Can you believe today is the last day of National Poetry Month? Thank you to Rachel M. Simon for offering suggestions about how to best take advantage of poetry opportunities - during Poetry Month and throughout the year. You might remember her post last year about Poems in NBA Playoff Season.
Rachel M. Simon teaches writing, gender studies and film courses at SUNY Purchase College, Pace University, and Marymount Manhattan College's program at the Bedford Hills Correctional Facility. Her first book, Theory of Orange won the Transcontinental Prize from Pavement Saw Press. Her chapbook, Marginal Road, was published by Hollyridge Press.

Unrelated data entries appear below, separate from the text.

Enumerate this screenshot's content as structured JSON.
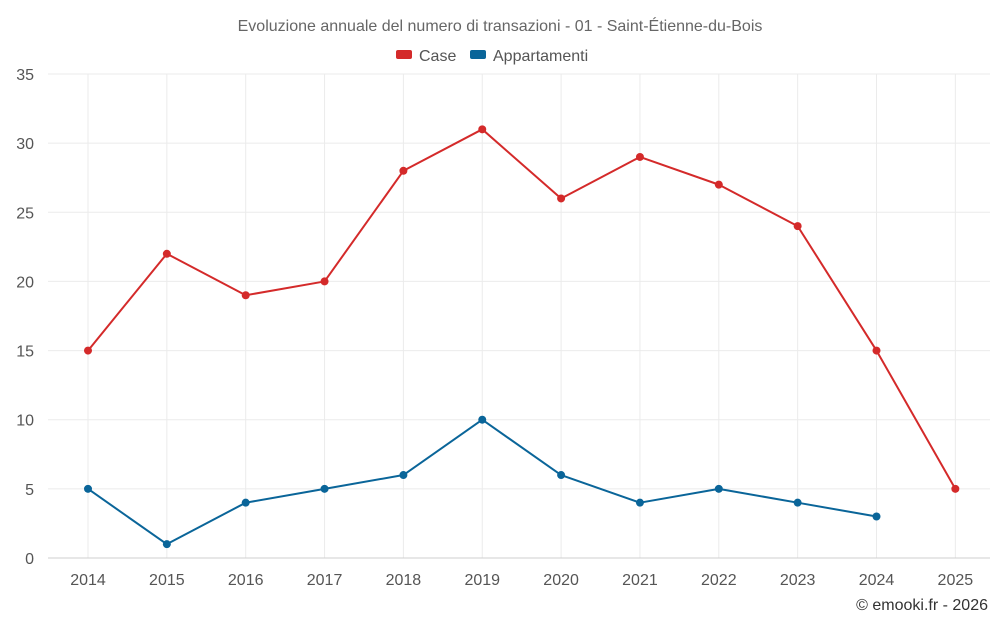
{
  "chart_data": {
    "type": "line",
    "title": "Evoluzione annuale del numero di transazioni - 01 - Saint-Étienne-du-Bois",
    "x": [
      "2014",
      "2015",
      "2016",
      "2017",
      "2018",
      "2019",
      "2020",
      "2021",
      "2022",
      "2023",
      "2024",
      "2025"
    ],
    "series": [
      {
        "name": "Case",
        "color": "#d42a2a",
        "values": [
          15,
          22,
          19,
          20,
          28,
          31,
          26,
          29,
          27,
          24,
          15,
          5
        ]
      },
      {
        "name": "Appartamenti",
        "color": "#0a6599",
        "values": [
          5,
          1,
          4,
          5,
          6,
          10,
          6,
          4,
          5,
          4,
          3,
          null
        ]
      }
    ],
    "yticks": [
      "0",
      "5",
      "10",
      "15",
      "20",
      "25",
      "30",
      "35"
    ],
    "ylim": [
      0,
      35
    ],
    "grid": true,
    "legend": "top-center"
  },
  "credit": "© emooki.fr - 2026"
}
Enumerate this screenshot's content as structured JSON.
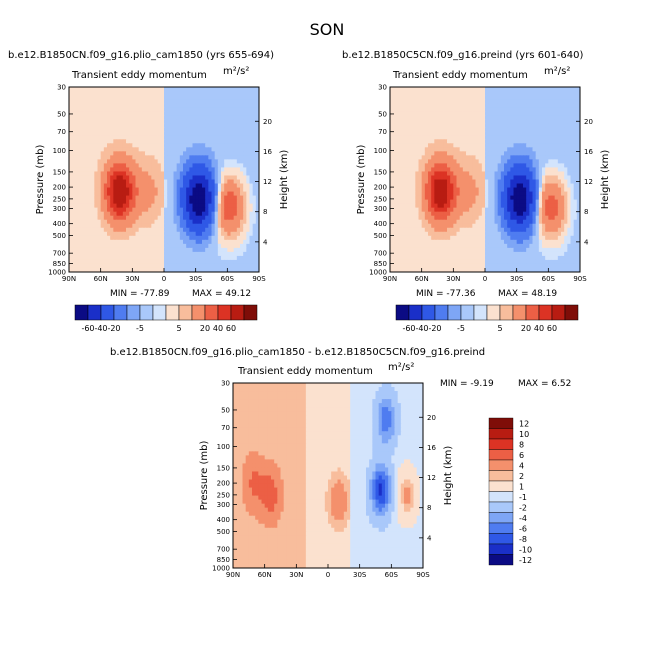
{
  "season": "SON",
  "colors": {
    "full": [
      "#0b0b84",
      "#1a2fc8",
      "#2f58e6",
      "#4f7cf0",
      "#7ea6f6",
      "#a9c8fa",
      "#d3e4fc",
      "#fbe1cf",
      "#f8bd9c",
      "#f4906c",
      "#ec5f45",
      "#dc3324",
      "#b81c12",
      "#7f0d08"
    ],
    "diff": [
      "#0b0b84",
      "#1a2fc8",
      "#2f58e6",
      "#4f7cf0",
      "#7ea6f6",
      "#a9c8fa",
      "#d3e4fc",
      "#fbe1cf",
      "#f8bd9c",
      "#f4906c",
      "#ec5f45",
      "#dc3324",
      "#b81c12",
      "#7f0d08"
    ]
  },
  "chart_data": [
    {
      "type": "heatmap",
      "name": "panel-plio",
      "title": "b.e12.B1850CN.f09_g16.plio_cam1850 (yrs 655-694)",
      "subtitle": "Transient eddy momentum",
      "units": "m²/s²",
      "ylabel": "Pressure (mb)",
      "y2label": "Height (km)",
      "xticks": [
        "90N",
        "60N",
        "30N",
        "0",
        "30S",
        "60S",
        "90S"
      ],
      "yticks": [
        "30",
        "50",
        "70",
        "100",
        "150",
        "200",
        "250",
        "300",
        "400",
        "500",
        "700",
        "850",
        "1000"
      ],
      "y2ticks": [
        "20",
        "16",
        "12",
        "8",
        "4"
      ],
      "min_label": "MIN = -77.89",
      "max_label": "MAX = 49.12",
      "min": -77.89,
      "max": 49.12,
      "colorbar": [
        "-60",
        "-40",
        "-20",
        "-5",
        "5",
        "20",
        "40",
        "60"
      ],
      "features": [
        {
          "lat": 42,
          "p": 220,
          "value": 49
        },
        {
          "lat": -33,
          "p": 250,
          "value": -78
        },
        {
          "lat": -62,
          "p": 290,
          "value": 30
        },
        {
          "lat": 15,
          "p": 220,
          "value": 10
        }
      ]
    },
    {
      "type": "heatmap",
      "name": "panel-preind",
      "title": "b.e12.B1850C5CN.f09_g16.preind (yrs 601-640)",
      "subtitle": "Transient eddy momentum",
      "units": "m²/s²",
      "ylabel": "Pressure (mb)",
      "y2label": "Height (km)",
      "xticks": [
        "90N",
        "60N",
        "30N",
        "0",
        "30S",
        "60S",
        "90S"
      ],
      "yticks": [
        "30",
        "50",
        "70",
        "100",
        "150",
        "200",
        "250",
        "300",
        "400",
        "500",
        "700",
        "850",
        "1000"
      ],
      "y2ticks": [
        "20",
        "16",
        "12",
        "8",
        "4"
      ],
      "min_label": "MIN = -77.36",
      "max_label": "MAX = 48.19",
      "min": -77.36,
      "max": 48.19,
      "colorbar": [
        "-60",
        "-40",
        "-20",
        "-5",
        "5",
        "20",
        "40",
        "60"
      ],
      "features": [
        {
          "lat": 42,
          "p": 220,
          "value": 48
        },
        {
          "lat": -33,
          "p": 250,
          "value": -77
        },
        {
          "lat": -62,
          "p": 290,
          "value": 28
        },
        {
          "lat": 15,
          "p": 220,
          "value": 10
        }
      ]
    },
    {
      "type": "heatmap",
      "name": "panel-diff",
      "title": "b.e12.B1850CN.f09_g16.plio_cam1850 - b.e12.B1850C5CN.f09_g16.preind",
      "subtitle": "Transient eddy momentum",
      "units": "m²/s²",
      "ylabel": "Pressure (mb)",
      "y2label": "Height (km)",
      "xticks": [
        "90N",
        "60N",
        "30N",
        "0",
        "30S",
        "60S",
        "90S"
      ],
      "yticks": [
        "30",
        "50",
        "70",
        "100",
        "150",
        "200",
        "250",
        "300",
        "400",
        "500",
        "700",
        "850",
        "1000"
      ],
      "y2ticks": [
        "20",
        "16",
        "12",
        "8",
        "4"
      ],
      "min_label": "MIN = -9.19",
      "max_label": "MAX = 6.52",
      "min": -9.19,
      "max": 6.52,
      "colorbar": [
        "12",
        "10",
        "8",
        "6",
        "4",
        "2",
        "1",
        "-1",
        "-2",
        "-4",
        "-6",
        "-8",
        "-10",
        "-12"
      ],
      "features": [
        {
          "lat": 55,
          "p": 250,
          "value": 4
        },
        {
          "lat": 70,
          "p": 200,
          "value": 3
        },
        {
          "lat": -10,
          "p": 280,
          "value": 3
        },
        {
          "lat": -50,
          "p": 230,
          "value": -9
        },
        {
          "lat": -55,
          "p": 60,
          "value": -6
        },
        {
          "lat": -75,
          "p": 250,
          "value": 4
        }
      ]
    }
  ]
}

It is almost the end of Poetry Month and I’m exhausted.
I am like many poets, especially teaching, grading, employed, writers who yearn to find time to build community with writers as well as time to work own my poems (and still need to do the dishes). This month I’ve taught four classes, secured four teaching gigs for the summer, participated in the Split this Rock Poetry Festival in Washington, D.C., and the Massachusetts Poetry Festival in Salem, MA, and helped care for a batch of chicks and ducklings that will hopefully grow up to lay many delicious eggs, and planted a vegetable garden from seed.

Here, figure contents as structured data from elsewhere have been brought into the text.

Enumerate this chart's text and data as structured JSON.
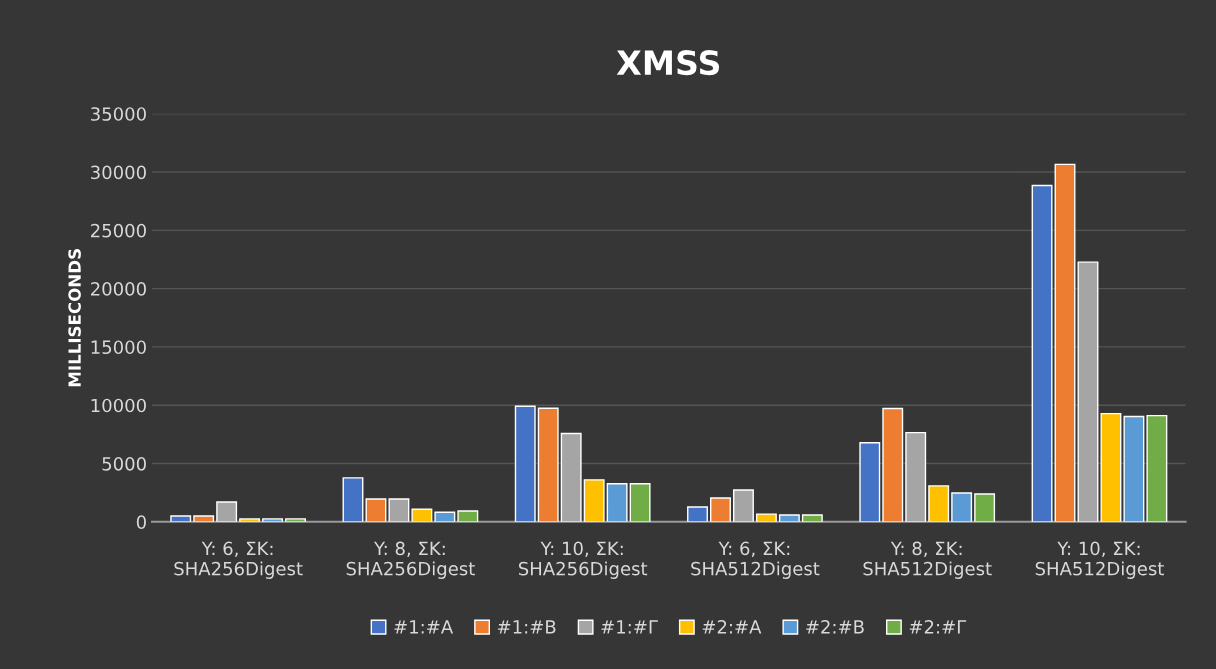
{
  "chart_data": {
    "type": "bar",
    "title": "XMSS",
    "ylabel": "MILLISECONDS",
    "categories": [
      "Y: 6, ΣK:\nSHA256Digest",
      "Y: 8, ΣK:\nSHA256Digest",
      "Y: 10, ΣK:\nSHA256Digest",
      "Y: 6, ΣK:\nSHA512Digest",
      "Y: 8, ΣK:\nSHA512Digest",
      "Y: 10, ΣK:\nSHA512Digest"
    ],
    "series": [
      {
        "name": "#1:#A",
        "color": "#4472c4",
        "values": [
          500,
          3770,
          9910,
          1270,
          6780,
          28850
        ]
      },
      {
        "name": "#1:#B",
        "color": "#ed7d31",
        "values": [
          500,
          1960,
          9740,
          2040,
          9720,
          30660
        ]
      },
      {
        "name": "#1:#Γ",
        "color": "#a5a5a5",
        "values": [
          1700,
          1960,
          7570,
          2730,
          7650,
          22270
        ]
      },
      {
        "name": "#2:#A",
        "color": "#ffc000",
        "values": [
          250,
          1080,
          3600,
          660,
          3080,
          9280
        ]
      },
      {
        "name": "#2:#B",
        "color": "#5b9bd5",
        "values": [
          250,
          820,
          3270,
          580,
          2470,
          9030
        ]
      },
      {
        "name": "#2:#Γ",
        "color": "#70ad47",
        "values": [
          250,
          930,
          3270,
          580,
          2390,
          9110
        ]
      }
    ],
    "ylim": [
      0,
      35000
    ],
    "yticks": [
      0,
      5000,
      10000,
      15000,
      20000,
      25000,
      30000,
      35000
    ],
    "grid": "y",
    "legend": "bottom"
  }
}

What I’m thinking I might have to offer at the end of Poetry Month is some advice on how to navigate your busy schedule for the best during the one month when the most invitations for readings and festivals arrive as some of us are also writing and grading final exams. Here are some tips:
1. Be active in your poetry community. Try to say yes when folks ask you to give a reading or go to a poetry festival. Poetry gets such little attention during the year; you should take advantage of the few weeks when it gets some national attention. Reward yourself by participating in the festivals and reading series that poets spend so much time organizing.

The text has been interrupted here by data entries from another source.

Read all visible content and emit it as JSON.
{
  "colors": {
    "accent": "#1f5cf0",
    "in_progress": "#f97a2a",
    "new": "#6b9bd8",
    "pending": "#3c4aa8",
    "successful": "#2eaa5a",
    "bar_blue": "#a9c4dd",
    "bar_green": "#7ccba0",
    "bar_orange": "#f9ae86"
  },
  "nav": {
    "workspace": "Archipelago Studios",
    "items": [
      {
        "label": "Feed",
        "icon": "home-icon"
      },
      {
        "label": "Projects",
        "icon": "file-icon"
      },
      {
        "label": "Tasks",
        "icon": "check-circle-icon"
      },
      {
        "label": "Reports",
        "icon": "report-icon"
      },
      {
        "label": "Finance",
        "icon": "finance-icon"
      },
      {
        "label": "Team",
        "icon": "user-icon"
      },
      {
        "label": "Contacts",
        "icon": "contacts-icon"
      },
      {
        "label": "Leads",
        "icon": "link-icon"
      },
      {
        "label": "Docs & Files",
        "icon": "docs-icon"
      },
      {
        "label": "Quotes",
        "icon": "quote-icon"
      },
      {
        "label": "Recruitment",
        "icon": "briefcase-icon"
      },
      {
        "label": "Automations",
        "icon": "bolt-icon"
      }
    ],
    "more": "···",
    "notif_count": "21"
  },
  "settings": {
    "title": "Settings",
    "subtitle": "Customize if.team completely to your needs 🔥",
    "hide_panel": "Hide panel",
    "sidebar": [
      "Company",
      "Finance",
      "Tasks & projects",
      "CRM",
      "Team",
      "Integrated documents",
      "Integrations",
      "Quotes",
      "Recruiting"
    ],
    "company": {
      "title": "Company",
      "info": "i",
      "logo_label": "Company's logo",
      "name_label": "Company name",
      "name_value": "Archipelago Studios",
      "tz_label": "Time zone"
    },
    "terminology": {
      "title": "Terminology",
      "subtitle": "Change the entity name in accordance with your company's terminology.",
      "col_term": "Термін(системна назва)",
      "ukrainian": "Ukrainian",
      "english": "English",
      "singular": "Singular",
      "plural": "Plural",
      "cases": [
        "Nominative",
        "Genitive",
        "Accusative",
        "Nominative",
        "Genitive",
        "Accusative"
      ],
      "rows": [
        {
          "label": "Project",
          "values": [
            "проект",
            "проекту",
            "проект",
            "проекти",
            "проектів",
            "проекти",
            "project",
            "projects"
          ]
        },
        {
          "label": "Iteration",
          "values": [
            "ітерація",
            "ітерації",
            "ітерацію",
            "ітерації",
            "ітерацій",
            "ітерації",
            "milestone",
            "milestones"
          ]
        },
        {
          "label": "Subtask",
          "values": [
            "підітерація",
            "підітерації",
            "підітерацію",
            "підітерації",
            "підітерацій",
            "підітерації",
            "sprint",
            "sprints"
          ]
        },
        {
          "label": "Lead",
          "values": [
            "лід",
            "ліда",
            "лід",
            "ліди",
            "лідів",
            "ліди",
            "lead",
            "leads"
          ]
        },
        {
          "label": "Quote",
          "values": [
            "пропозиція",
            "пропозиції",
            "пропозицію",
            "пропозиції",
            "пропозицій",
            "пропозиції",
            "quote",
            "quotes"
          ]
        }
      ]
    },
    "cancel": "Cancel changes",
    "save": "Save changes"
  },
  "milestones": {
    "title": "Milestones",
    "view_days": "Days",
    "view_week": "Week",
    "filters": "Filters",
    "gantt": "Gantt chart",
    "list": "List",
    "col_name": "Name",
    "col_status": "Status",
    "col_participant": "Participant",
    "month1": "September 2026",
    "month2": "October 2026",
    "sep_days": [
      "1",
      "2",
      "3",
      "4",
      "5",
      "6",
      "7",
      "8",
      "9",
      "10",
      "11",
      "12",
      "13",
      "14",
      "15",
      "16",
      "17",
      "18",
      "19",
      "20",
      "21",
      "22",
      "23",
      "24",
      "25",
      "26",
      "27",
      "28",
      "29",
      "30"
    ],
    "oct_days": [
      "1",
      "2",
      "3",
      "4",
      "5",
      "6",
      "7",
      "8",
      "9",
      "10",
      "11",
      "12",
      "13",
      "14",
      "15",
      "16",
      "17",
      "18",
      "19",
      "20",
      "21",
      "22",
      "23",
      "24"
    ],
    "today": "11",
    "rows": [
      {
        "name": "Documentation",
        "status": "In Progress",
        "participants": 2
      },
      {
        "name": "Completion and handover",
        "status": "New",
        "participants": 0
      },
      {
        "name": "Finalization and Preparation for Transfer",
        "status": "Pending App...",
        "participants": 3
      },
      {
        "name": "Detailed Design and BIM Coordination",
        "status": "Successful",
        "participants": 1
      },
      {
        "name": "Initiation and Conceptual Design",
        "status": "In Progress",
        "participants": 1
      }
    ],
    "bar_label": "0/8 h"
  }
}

2. Don’t try and do it all at the poetry festival. If you exhaust yourself trying to go to every reading, panel, early morning celebration, and late night bottle of poetry whiskey you’ll miss out on the connections and friendships and opportunities that the festivals have to offer. Choose the few events that are most important to you and make sure you have time to relax between the readings. If you are a morning person be sure to go to the first readings of the day. If you shine at any bar, be sure to hang around to see where the poets are drinking.
3. Find out about events that are especially great every year. When I first went to the Dodge Poetry Festival about a dozen years ago I happened to overhear people talk about Lucille Clifton’s early morning reading in the small church on the grounds of Waterloo Village. It was a religious experience, well worth the early morning drive.
4. Consider what fun you can have in the non-reading portions of a poetry festival. This past weekend in Salem, MA, at the Massachusetts Poetry Festival, I was planning to skip out on the thank you reception for the volunteers and participants. I expected it to be much less interesting than the readings. My friend Hannah convinced me that the volunteer reception was a festival highlight. It is nice to have a relaxed environment to chat with writers and usually the portions of the festival where you’re not sitting in marathon readings don’t have uncomfortable chairs.
5. Don’t forget to write! Take advantage of any spare moments to write that you can. I write during readings, on trains, and while my students take exams. It is important to keep writing and allow yourself to find inspiration during poetry month.
6. Keep in Touch. I know that schmoozing isn’t fun for everyone, but talking to editors and publishers should be interesting to all poets (who want their poems published). These are the people who do all the hard work to bring poems into the world. The best part of my time at a VT writers’ residency was meeting and befriending the editors of magazines and journals that eventually published some of my poems that led to the publication of my book. Facebook makes this easy, but Facebook will also suck away your time and keep you from writing, so be careful.
I hope you’ve had an exhausting poetry month, I know I have. Hopefully it has been a productive month for your writing and your relationships with the writers in your life, maybe I’ll see you at a poetry event in the next year.